The next university president: A Republican tobacco attorney?
Published: February 5, 2010Section: Opinions
Meyer Koplow’s main notability came as a lawyer for tobacco giant Philip Morris (now Altria). Koplow was one of the principle attorneys responsible for negotiating the 1998 Tobacco Master Settlement Agreement, in which the four largest tobacco companies struck a deal with 46 state attorneys general. Under the terms of the deal, the tobacco companies made certain major concessions, such as refraining from advertising directly to minors and funding anti-tobacco efforts. In return, the states agreed to end the legal pursuit of compensation for health costs associated with tobacco use. At the time, anti-smoking groups hailed the settlement as a victory, and the tobacco companies used it as evidence that they were far from the soulless, murderous monoliths the public perceived them as.
But the settlement may have been far more of a victory for the companies than it initially seemed. Certainly it did little good for the public welfare: a 2001 study by the New England Journal of Medicine concluded that the settlement “appears to have had little effect on cigarette advertising in magazines and on the exposure of young people to these advertisements.” Furthermore, according to American Cancer Society CEO John Seffrin, “despite a commitment by the states to use proceeds from the settlement to combat tobacco use, states have unfortunately devoted the funds to other priorities at the same time the tobacco industry has increased spending on marketing and promotions.” So the settlement barred states from pursuing the tobacco companies further, while having scarce actual effect on their practices.

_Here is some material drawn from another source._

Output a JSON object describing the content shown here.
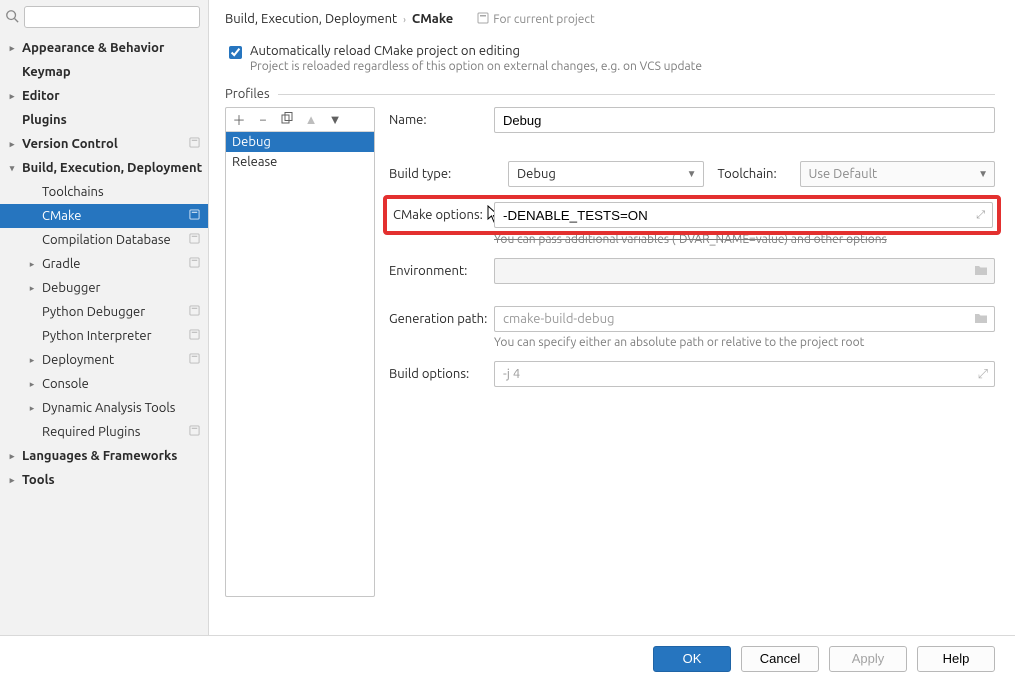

Amidst all of this, Koplow was a faithful crusader for Philip Morris. A New York Times article from the time reports on Koplow’s advocacy efforts: “Meyer Koplow, a lawyer for the tobacco industry, insisted last week that unless Congress enacted a law that gave tobacco companies considerable protection from damage suits, the cigarette companies would not agree to modify their relentless ad campaigns. Congress cannot stop the ads, Mr. Koplow asserted, because to do so would violate the companies’ right to free speech.”
Koplow’s indifferent disregard for tobacco-related illness and death is alarming enough, but let’s probe further by examining his list of political campaign contributions from over the years. The first striking fact is that Koplow’s donations have overwhelmingly been to Republican candidates. The lucky recipients of checks from Koplow include Jack Ryan, the 2004 Illinois senatorial candidate who was forced to withdraw from the race after divorce papers revealed that he had pressured his wife to have public intercourse at sex clubs. The Friends of Joe Lieberman fund received $2,100, and the New York Republican County Committee received $1,000. Also featured is South Carolina Senator Jim DeMint, who received $2,000 from Koplow. DeMint is one of the most colorful and conservative Republicans in the Senate. He opposes a woman’s right to an abortion under all circumstances, including rape and incest. DeMint placed a hold on the confirmation President Obama’s nominee for Transportation Security Administration administrator, purely out of his concern that the new administrator might allow TSA workers to unionize (This, of course, left America’s security apparatus without leadership during the Christmas Day bombing attempt). Further, DeMint classics include stalling President Bush’s global AIDS initiative, giving support to and meeting with the illegitimate military government of Honduras in deliberate defiance of the U.S. stance on the coup and claiming that reforming healthcare endangers the troops in Afghanistan.
All of this may seem like guilt by association. After all, Koplow is not actually the one who took Jeri Ryan to a sex club, or castrated the TSA in a time of crisis. But money fuels politics, and Meyer Koplow’s money fuels Jim DeMint’s politics. DeMint is only able to continue to undermine America’s security thanks to generous donations like Koplow’s.
Of course, I don’t know how strongly Koplow’s nomination will be considered. His recusal may have given him publicity, but it doesn’t necessarily give him credibility with the decision-makers. But as a board insider, and especially as the former head of the search committee itself, he would seem to have certain natural advantages. It is our responsibility as students committed to Justice Brandeis’ ideals to firmly oppose the progress of Koplow towards the presidency. Brandeis saw big business as a “curse,” and, in fact, left the Republican Party when he believed it had become overrun with corporate interests. He was a champion of the rights of the individual against the corporation, in sharp contrast to Koplow, who in fact sought to crush and poison the individual at the hands of one of the largest companies in the United States. So while Koplow’s nomination may be hailed by the Brandeis Republicans, his presidency would represent a tragic departure from the founding principles of the university, and any group with a social conscience should stand firmly opposed.